Pois a alegria está ali, a maior das alegrias que tenha feito na terra palpitar um coração.
A todos os instantes, desde o Presépio ao Calvário, durante mesmo o abandono na Cruz, e não obstante todos os sofrimentos da Paixão, Jesus Cristo era bem-aventurado, era perfeitamente feliz, Sua alma palpitava de alegria.
Parece-nos impossível no coração de Jesus Cristo a harmonia de uma tão grande alegria com uma tão grande dor; mas isso somente porque não compreendemos as operações das duas naturezas - divina e humana- numa só pessoa, nem compreendemos a dupla vida de viajor e compreensor que a alma de Jesus levava na terra.
Mas a razão esclarecida pela teologia nos diz que a alegria em Jesus Cristo não foi menos real que a dor.
A dor teve uma revelação exterior - a Paixão; e por isso vemo-la melhor.
Como, porém, poderemos compreender a vida de Jesus Cristo sem a alegria?
Ele era na terra o próprio Verbo revestido da nossa natureza; era o próprio Deus, e não podemos compreendê-lO senão como uma imensa alegria.
Deus é a bem-aventurança, a perfeição, a felicidade, a alegria; e o Verbo de Deus não é senão a infinita alegria do Pai substancial e perfeitamente reproduzida no Filho, unidos ambos por um amor substancial, que não é também senão um coninfinito de alegria.
Mas, se Deus é alegria, tudo que procede de Deus não pode ser senão a alegria.
A criação foi a primeira efusão da alegria; a redenção a segunda, porque a redenção não se fez senão para que o mundo reassumisse o seu destino primitivo.
Sendo o Verbo o próprio Deus e sendo Deus uma infinita alegria, esta alegria que se comunica a todas as Suas obras comunica-se também à Sua humanidade santa.
Que inefáveis alegrias as do Verbo encarnado!
Alegria da perfeição da Sua humanidade; do pleno uso da Sua razão; da perfeita ciência da Sua alma; da Sua soberania e realeza sobre a criação; da completa visão que Ele tem de Deus; da perfeita adoração que Lhe presta; do Seu amor pela Mãe Imaculada que Ele próprio criou; pelos homens Seus irmãos, que veio resgatar; pela Igreja, Sua noiva, que veio esposar; pela própria Cruz, que, desde o primeiro instante da Sua vida terrestre, plantava com gozo inefável no centro do Seu coração, como o símbolo da Sua vitória e o emblema da redenção!
O Criador no seio da Sua criação! Um homem perfeito compreendendo todas as leis do mundo físico, todos os mistérios do mundo moral!
Uma alma humana tendo a visão de todos os enigmas do universo; de todas as vicissitudes da humanidade!
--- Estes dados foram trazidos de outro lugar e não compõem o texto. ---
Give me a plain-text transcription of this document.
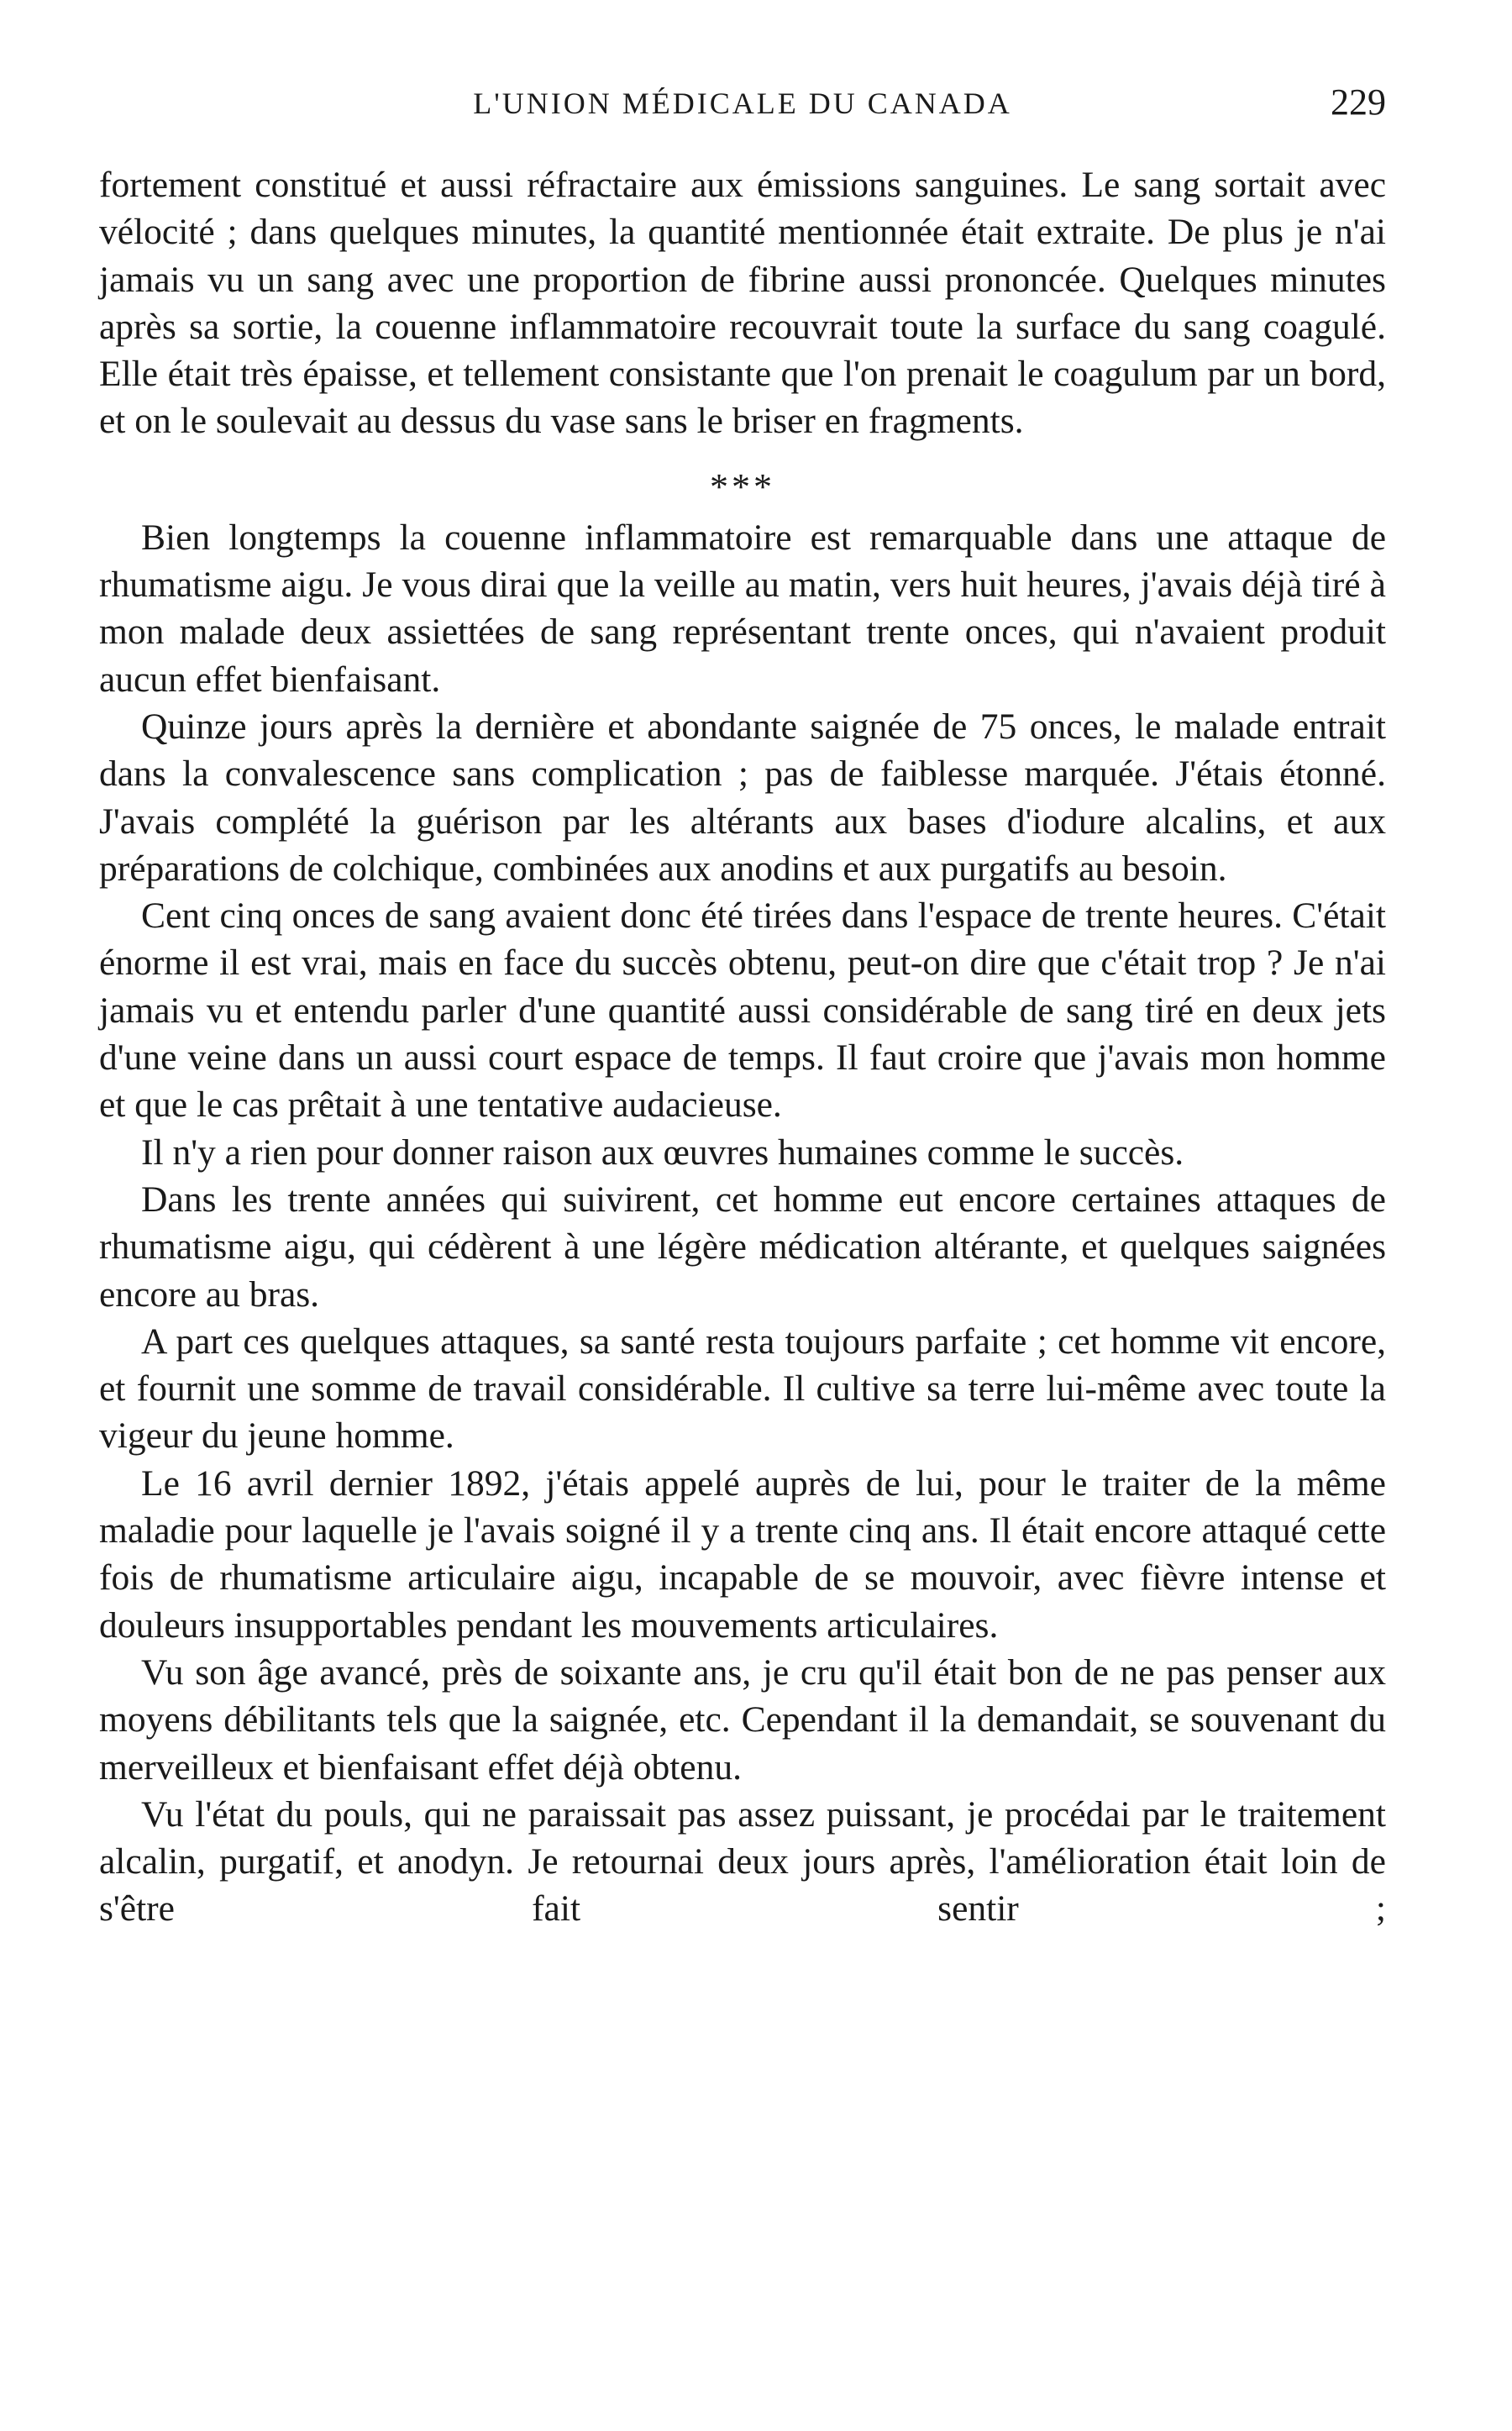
L'UNION MÉDICALE DU CANADA	229

fortement constitué et aussi réfractaire aux émissions sanguines. Le sang sortait avec vélocité ; dans quelques minutes, la quantité mentionnée était extraite. De plus je n'ai jamais vu un sang avec une proportion de fibrine aussi prononcée. Quelques minutes après sa sortie, la couenne inflammatoire recouvrait toute la surface du sang coagulé. Elle était très épaisse, et tellement consistante que l'on prenait le coagulum par un bord, et on le soulevait au dessus du vase sans le briser en fragments.

***

Bien longtemps la couenne inflammatoire est remarquable dans une attaque de rhumatisme aigu. Je vous dirai que la veille au matin, vers huit heures, j'avais déjà tiré à mon malade deux assiettées de sang représentant trente onces, qui n'avaient produit aucun effet bienfaisant.

Quinze jours après la dernière et abondante saignée de 75 onces, le malade entrait dans la convalescence sans complication ; pas de faiblesse marquée. J'étais étonné. J'avais complété la guérison par les altérants aux bases d'iodure alcalins, et aux préparations de colchique, combinées aux anodins et aux purgatifs au besoin.

Cent cinq onces de sang avaient donc été tirées dans l'espace de trente heures. C'était énorme il est vrai, mais en face du succès obtenu, peut-on dire que c'était trop ? Je n'ai jamais vu et entendu parler d'une quantité aussi considérable de sang tiré en deux jets d'une veine dans un aussi court espace de temps. Il faut croire que j'avais mon homme et que le cas prêtait à une tentative audacieuse.

Il n'y a rien pour donner raison aux œuvres humaines comme le succès.

Dans les trente années qui suivirent, cet homme eut encore certaines attaques de rhumatisme aigu, qui cédèrent à une légère médication altérante, et quelques saignées encore au bras.

A part ces quelques attaques, sa santé resta toujours parfaite ; cet homme vit encore, et fournit une somme de travail considérable. Il cultive sa terre lui-même avec toute la vigeur du jeune homme.

Le 16 avril dernier 1892, j'étais appelé auprès de lui, pour le traiter de la même maladie pour laquelle je l'avais soigné il y a trente cinq ans. Il était encore attaqué cette fois de rhumatisme articulaire aigu, incapable de se mouvoir, avec fièvre intense et douleurs insupportables pendant les mouvements articulaires.

Vu son âge avancé, près de soixante ans, je cru qu'il était bon de ne pas penser aux moyens débilitants tels que la saignée, etc. Cependant il la demandait, se souvenant du merveilleux et bienfaisant effet déjà obtenu.

Vu l'état du pouls, qui ne paraissait pas assez puissant, je procédai par le traitement alcalin, purgatif, et anodyn. Je retournai deux jours après, l'amélioration était loin de s'être fait sentir ;
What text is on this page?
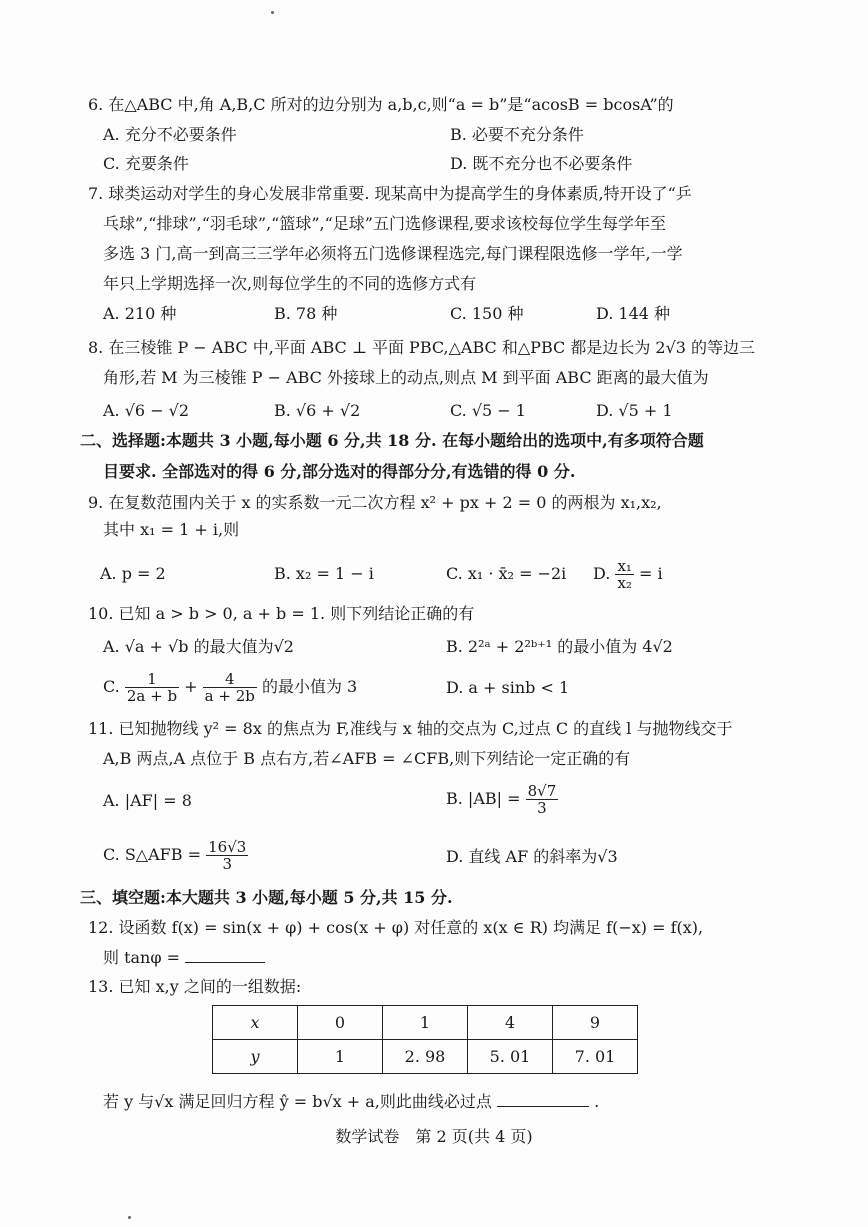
6. 在△ABC 中,角 A,B,C 所对的边分别为 a,b,c,则“a = b”是“acosB = bcosA”的
A. 充分不必要条件	B. 必要不充分条件
C. 充要条件	D. 既不充分也不必要条件
7. 球类运动对学生的身心发展非常重要. 现某高中为提高学生的身体素质,特开设了“乒
乓球”,“排球”,“羽毛球”,“篮球”,“足球”五门选修课程,要求该校每位学生每学年至
多选 3 门,高一到高三三学年必须将五门选修课程选完,每门课程限选修一学年,一学
年只上学期选择一次,则每位学生的不同的选修方式有
A. 210 种	B. 78 种	C. 150 种	D. 144 种
8. 在三棱锥 P − ABC 中,平面 ABC ⊥ 平面 PBC,△ABC 和△PBC 都是边长为 2√3 的等边三
角形,若 M 为三棱锥 P − ABC 外接球上的动点,则点 M 到平面 ABC 距离的最大值为
A. √6 − √2	B. √6 + √2	C. √5 − 1	D. √5 + 1
二、选择题:本题共 3 小题,每小题 6 分,共 18 分. 在每小题给出的选项中,有多项符合题
目要求. 全部选对的得 6 分,部分选对的得部分分,有选错的得 0 分.
9. 在复数范围内关于 x 的实系数一元二次方程 x² + px + 2 = 0 的两根为 x₁,x₂,
其中 x₁ = 1 + i,则
A. p = 2	B. x₂ = 1 − i	C. x₁ · x̄₂ = −2i D. $\frac{\text{x₁}}{\text{x₂}} = i$
10. 已知 a > b > 0, a + b = 1. 则下列结论正确的有
A. √a + √b 的最大值为√2	B. 2²ᵃ + 2²ᵇ⁺¹ 的最小值为 4√2
C. $\frac{1}{2a + b} + \frac{4}{a + 2b}$ 的最小值为 3	D. a + sinb < 1
11. 已知抛物线 y² = 8x 的焦点为 F,准线与 x 轴的交点为 C,过点 C 的直线 l 与抛物线交于
A,B 两点,A 点位于 B 点右方,若∠AFB = ∠CFB,则下列结论一定正确的有
A. |AF| = 8	B. $|AB| = \frac{8√7}{3}$
C. S△AFB = $\frac{16√3}{3}$	D. 直线 AF 的斜率为√3
三、填空题:本大题共 3 小题,每小题 5 分,共 15 分.
12. 设函数 f(x) = sin(x + φ) + cos(x + φ) 对任意的 x(x ∈ R) 均满足 f(−x) = f(x),
则 tanφ =
13. 已知 x,y 之间的一组数据:
x	0	1	4	9
y	1	2. 98	5. 01	7. 01
若 y 与√x 满足回归方程 ŷ = b√x + a,则此曲线必过点	.
数学试卷　第 2 页(共 4 页)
Nada Lhe sendo desconhecido no passado, no presente, no futuro!
Ele vê todos os séculos futuros; vê o combate improfícuo de todas as civilizações contra a Sua Cruz; vê o desenvolvimento sucessivo e completo da Sua obra, as Suas vicissitudes, os seus triunfos; vê em toda a série de idades os Seus milhões de adoradores; os milhões de súditos de Sua Mãe; vê a vitória decisiva e final da Sua Igreja; vê, enfim, glorificada a nova humanidade, de que Ele foi o Salvador!
Que alegrias inefáveis! Que júbilo infinito!
Por isso é feliz nas Suas próprias dores; por isso Ele encontra a alegria na própria presciência de Sua Paixão; por isso, ávido, como Ele próprio o dizia, pelo batismo de sangue, na Agonia do Jardim, antecipa o Seu sacrifício e na Cruz do Calvário sacia a sede do Seu amor!
Vede: a Cruz, que aos olhos do século parece não ser mais que um símbolo de tristeza, é, entretanto, a obra prima da alegria; e, portanto, a maior das felicidades humanas é essa loucura de que nos fala São Paulo.
O século sempre entendeu esta loucura erradamente, servindo-se dela para zombar da fé, caluniar o cristão e apresentá-lo como o refugo da natureza humana, cuja ciência consiste em bestializar a inteligência, obliterar o sentimento e atrofiar o coração.
Nunca foi esta a doutrina da Igreja, que, bem longe de assim entendê-lo, quando, no século 17, homens saídos de seu seio, mal interpretando as palavras do Apóstolo, fizeram uma guerra encarniçada à ordem natural, à razão humana, ao desenvolvimento da inteligência e às necessidades legítimas do coração, condenou essa doutrina-o Jansenismo - e reprovou a sua moral.
A loucura da Cruz, como a entende a Igreja, não é, pois, a mutilação do homem; não é a renúncia de seus sentimentos, nem do que eleva o seu espírito, dilata o seu coração e alegra a sua vida.
A doutrina da Igreja, é que a Graça não destrói a natureza: purifica-a, aperfeiçoa-a.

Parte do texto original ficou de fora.